“Hush, pray, there’s a good man!” rejoined the young lady. “Wait quietly one instant, while I speak to aunt.”

With a footstep as soft and gentle as the voice, the speaker tripped away, and soon retained, with the direction that the wounded person was to be carried carefully up stairs to Mr. Giles’s room, and that Brittles was to saddle the pony and betake himself instantly to Chertsey, from which place he was to despatch, with all speed, a constable and doctor.

“But won’t you take one look at him, first, miss?” asked Mr. Giles, with as much pride as if Oliver were some bird of rare plumage that he had skilfully brought down. “Not one little peep, miss?”

“Not now for the world,” replied the young lady. “Poor fellow! oh! treat him kindly, Giles, if it is only for my sake!”

The old servant looked up at the speaker, as she turned away, with a glance as proud and admiring as if she had been his own child. Then bending over Oliver, he helped to carry him up stairs with the care and solicitude of a woman.


CHAPTER XXIX.
HAS AN INTRODUCTORY ACCOUNT OF THE INMATES OF THE HOUSE TO WHICH OLIVER RESORTED, AND RELATES WHAT THEY THOUGHT OF HIM.

In a handsome room—though its furniture had rather the air of old-fashioned comfort than of modern elegance—there sat two ladies at a well-spread breakfast-table. Mr. Giles, dressed with scrupulous care in a full suit of black, was in attendance upon them.
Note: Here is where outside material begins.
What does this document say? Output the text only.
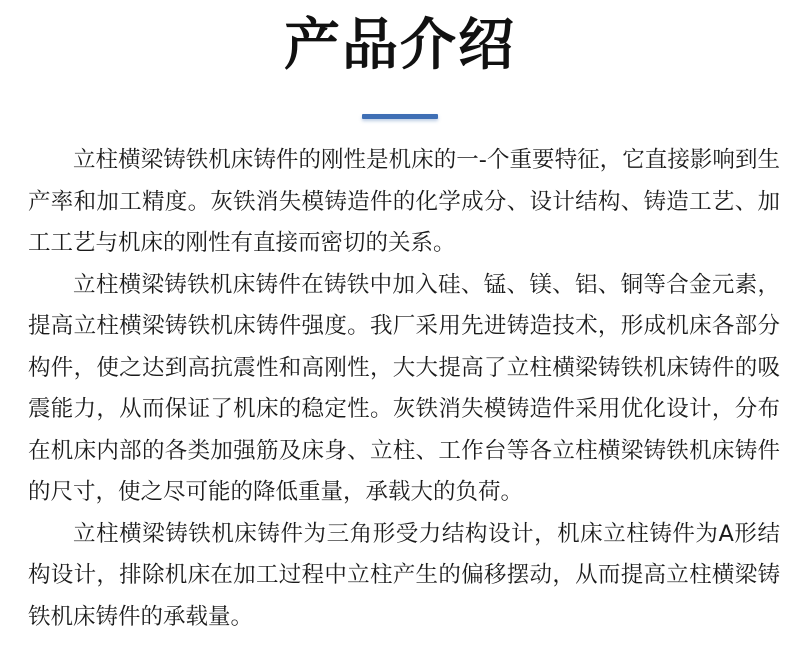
产品介绍

立柱横梁铸铁机床铸件的刚性是机床的一-个重要特征，它直接影响到生产率和加工精度。灰铁消失模铸造件的化学成分、设计结构、铸造工艺、加工工艺与机床的刚性有直接而密切的关系。

立柱横梁铸铁机床铸件在铸铁中加入硅、锰、镁、铝、铜等合金元素，提高立柱横梁铸铁机床铸件强度。我厂采用先进铸造技术，形成机床各部分构件，使之达到高抗震性和高刚性，大大提高了立柱横梁铸铁机床铸件的吸震能力，从而保证了机床的稳定性。灰铁消失模铸造件采用优化设计，分布在机床内部的各类加强筋及床身、立柱、工作台等各立柱横梁铸铁机床铸件的尺寸，使之尽可能的降低重量，承载大的负荷。

立柱横梁铸铁机床铸件为三角形受力结构设计，机床立柱铸件为A形结构设计，排除机床在加工过程中立柱产生的偏移摆动，从而提高立柱横梁铸铁机床铸件的承载量。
He had taken his station some half-way between the sideboard and the breakfast-table, and with his body drawn up to its full height, his head thrown back, and inclined the merest trifle on one side, his left leg advanced, and his right hand thrust into his waistcoat, while his left hung down by his side, grasping a waiter, looked like one who laboured under a very agreeable sense of his own merits and importance.

Of the two ladies, one was well advanced in years, but the high-backed oaken chair in which she sat was not more upright than she. Dressed with the utmost nicety and precision, in a quaint mixture of by-gone costume, with some slight concessions to the prevailing taste, which rather served to point the old style pleasantly than to impair its effect, she sat in a stately manner with her hands folded on the table before her, and her eyes, of which age had dimmed but little of their brightness, attentively fixed upon her young companion.